A Liminal Winter

Liminal Winter

EP
Slushwave

Dom Lepore

April 3, 2024

Tracks in this feature

Tracks in this release

An injection of warmth into droning icy soundscapes elicits haunting nostalgia

There is something harrowing about walking through familiar places during the chilly dead of night. The pageantry of the world slows to a standstill, an empty haze descends alongside a feeling of detached solitude. One may weave through suburbia’s mazey alleyways, pass empty shopping centres with glaring lights still turned on, and witness the local populace fast asleep. In these moments, the coldest of nights are made memorable. Liminal Winter uses slushwave and ambient drones as the foundation for the partially self-titled A Liminal Winter, typifying the act of stepping into the seemingly perpetual lethargy of a dark, cold liminal space, letting memories wash over oneself, like tiny, intricate snowflakes.

Opener From the North audibly establishes this prospect: “It was true, you could see absolutely nothing, the snow was coming down so hard and blowing up that visibility.” Huge blankets of snow covering the streets is the narrative Liminal Winter holds onto. Any semblance of life is limited to a gruelling solitary traversal through dense, numbingly-cold silver sheets.

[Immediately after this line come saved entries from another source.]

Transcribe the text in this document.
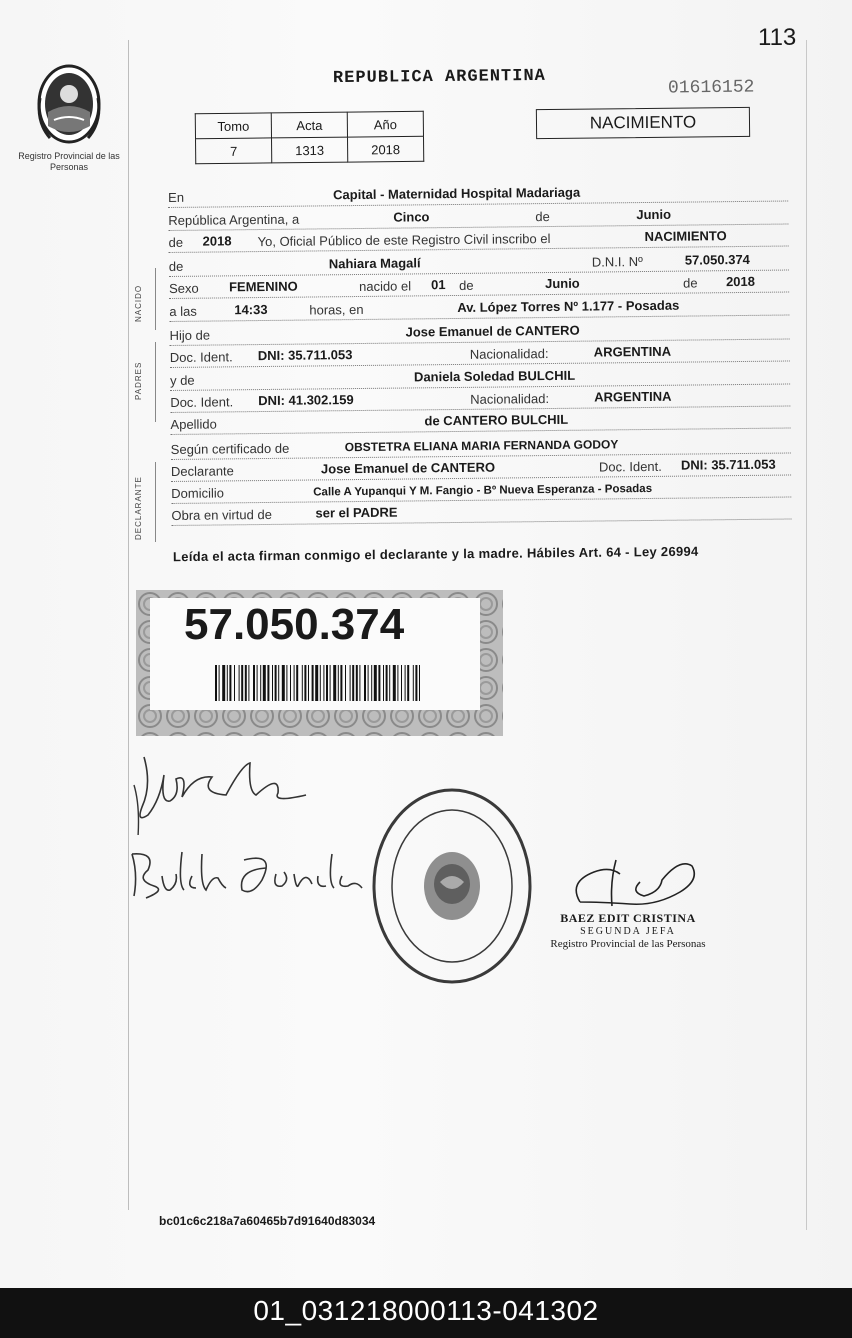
113
Registro Provincial de las Personas
REPUBLICA ARGENTINA	01616152
Tomo	Acta	Año
7	1313	2018
NACIMIENTO
NACIDO
PADRES
DECLARANTE
En	Capital - Maternidad Hospital Madariaga
República Argentina, a	Cinco	de	Junio
de 2018 Yo, Oficial Público de este Registro Civil inscribo el	NACIMIENTO
de	Nahiara Magalí	D.N.I. Nº	57.050.374
Sexo FEMENINO	nacido el 01 de	Junio	de 2018
a las	14:33	horas, en	Av. López Torres Nº 1.177 - Posadas
Hijo de	Jose Emanuel de CANTERO
Doc. Ident. DNI: 35.711.053	Nacionalidad:	ARGENTINA
y de	Daniela Soledad BULCHIL
Doc. Ident. DNI: 41.302.159	Nacionalidad:	ARGENTINA
Apellido	de CANTERO BULCHIL
Según certificado de	OBSTETRA ELIANA MARIA FERNANDA GODOY
Declarante	Jose Emanuel de CANTERO	Doc. Ident. DNI: 35.711.053
Domicilio	Calle A Yupanqui Y M. Fangio - Bº Nueva Esperanza - Posadas
Obra en virtud de	ser el PADRE
Leída el acta firman conmigo el declarante y la madre. Hábiles Art. 64 - Ley 26994
57.050.374
BAEZ EDIT CRISTINA
SEGUNDA JEFA
Registro Provincial de las Personas
bc01c6c218a7a60465b7d91640d83034
01_031218000113-041302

Snowflake is the most ominous display of melancholia, bells and a deep piano melody ringing like a soporific lament, that calls through the wind and whiteness like a spectral memory. The track features interpolations of Howard Blake’s Walking in the Air, often recognised through its use in Raymond Briggs’ animation, The Snowman. The usually wondrous melody takes on a brooding, almost gothic quality here.

Polar Explorations is more minimal, carrying the same sparsity as an unnerving cut from Aphex Twin’s ambient series. The crystallising wind lapping against you, even in your warmly-layered exterior, sends shivers down your spine in the form of creeping euphoric notes. Crystalize does just that – with the aid of barber beats architect Time Fragment, the icy shock of percussion and melody that push beyond the warping phased sounds leave a sting.

Even the industrial factories – spaces normally characterised by their bustling nature – lay empty. Sonar Ice Detection Center’s mechanical shrieks indicate a complete lack of life, save for the methodic beeping of consoles. Slush on the Pavement, a tongue-in-cheek title given the style that shrouds A Liminal Winter, breathes with bellowed horns proudly painting the grimy exterior of a factory structure smouldering deep in the night.

While the blizzarding landscape has frosted over the surroundings and choked life from a place, warmth is still present – in our memories, which Liminal Winter bolsters as the album’s core ethos. Veins of warm piano and melody. During A Liminal Winter’s final third, Winter Dreams almost lets the warmth of the sun crash through dark clouds with angelic, yearning choruses carried by chariot-like percussion, echoing against the streets as it lands majestically ahead of the listener.

What’s in practice is a solemn swirling, like that of an antique snow globe – each pale pallet emanating a wistful glow. The flurry is cold, but carries with it the precious buds of aged memories. The typhonic snowfall engulfs you, as you are whelmed like the surroundings slowly submerged by silvery dots. Flickery memories no more – they are no longer liminal, but felt, as the listener motionlessly welcomes them.